Dumbledoresgirl · 30/08/2018 16:34

@MrsFezziwig

Why do words fail you? My post said the same as yours. The bit you quoted was referring to the OP's disappointment at being let down last minute.

CarlGrimesMissingEye · 30/08/2018 16:34

I'd totally go on my own.

Smellyrose · 30/08/2018 16:35

If you’re ill at the hotel they will have a doctor contact who can help you (have needed this for kids before).

Or just post on this thread - someone here will know how to help you.
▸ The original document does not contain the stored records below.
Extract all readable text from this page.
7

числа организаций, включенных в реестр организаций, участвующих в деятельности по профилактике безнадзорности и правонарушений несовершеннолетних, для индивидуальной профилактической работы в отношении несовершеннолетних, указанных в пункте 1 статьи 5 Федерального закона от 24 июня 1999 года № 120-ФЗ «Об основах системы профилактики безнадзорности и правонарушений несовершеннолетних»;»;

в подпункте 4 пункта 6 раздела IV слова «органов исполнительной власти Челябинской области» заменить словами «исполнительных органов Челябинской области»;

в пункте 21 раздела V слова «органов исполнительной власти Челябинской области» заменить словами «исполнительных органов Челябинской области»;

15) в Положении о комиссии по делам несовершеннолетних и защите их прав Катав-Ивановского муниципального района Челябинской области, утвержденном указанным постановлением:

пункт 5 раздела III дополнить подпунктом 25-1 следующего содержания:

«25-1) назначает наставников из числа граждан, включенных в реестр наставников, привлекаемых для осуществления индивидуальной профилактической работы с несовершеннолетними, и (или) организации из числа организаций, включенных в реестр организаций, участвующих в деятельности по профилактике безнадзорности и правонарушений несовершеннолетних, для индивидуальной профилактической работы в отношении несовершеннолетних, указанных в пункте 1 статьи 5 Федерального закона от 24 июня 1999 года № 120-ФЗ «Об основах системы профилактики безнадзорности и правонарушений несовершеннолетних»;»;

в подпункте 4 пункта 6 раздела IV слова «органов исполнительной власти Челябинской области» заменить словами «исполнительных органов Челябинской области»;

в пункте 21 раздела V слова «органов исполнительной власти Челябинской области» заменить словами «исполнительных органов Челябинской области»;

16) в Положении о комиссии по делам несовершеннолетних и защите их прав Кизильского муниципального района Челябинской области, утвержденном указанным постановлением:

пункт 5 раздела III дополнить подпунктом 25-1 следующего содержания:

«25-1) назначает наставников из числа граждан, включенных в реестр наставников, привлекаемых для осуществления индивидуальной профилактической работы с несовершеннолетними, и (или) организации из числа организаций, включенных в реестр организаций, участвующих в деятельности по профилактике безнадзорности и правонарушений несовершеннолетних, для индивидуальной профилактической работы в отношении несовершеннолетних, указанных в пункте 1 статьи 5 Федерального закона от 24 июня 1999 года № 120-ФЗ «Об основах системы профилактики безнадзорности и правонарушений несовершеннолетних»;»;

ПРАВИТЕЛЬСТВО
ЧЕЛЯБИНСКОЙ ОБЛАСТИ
LarryFreakinStylinson · 30/08/2018 16:35

I spend a lot of time in London on my own for work and just last night I went to see a show by myself (Motown the musical - well worth seeing for anyone interested) so I urge you to go regardless of your friends illness. Nobody looked at me strangely or probably even noticed I was there solo (other than the people say either side of me who were LOVELY and I ended up chatting to briefly (Canadian, very friendly!))

The more time I spend on London the less arsed I am about being on my own there, yes of course things would be more enjoyable if DH were there or even the kids as there is so much cool stuff I see that I’d like to share with them but still, London is an ace place to be solo.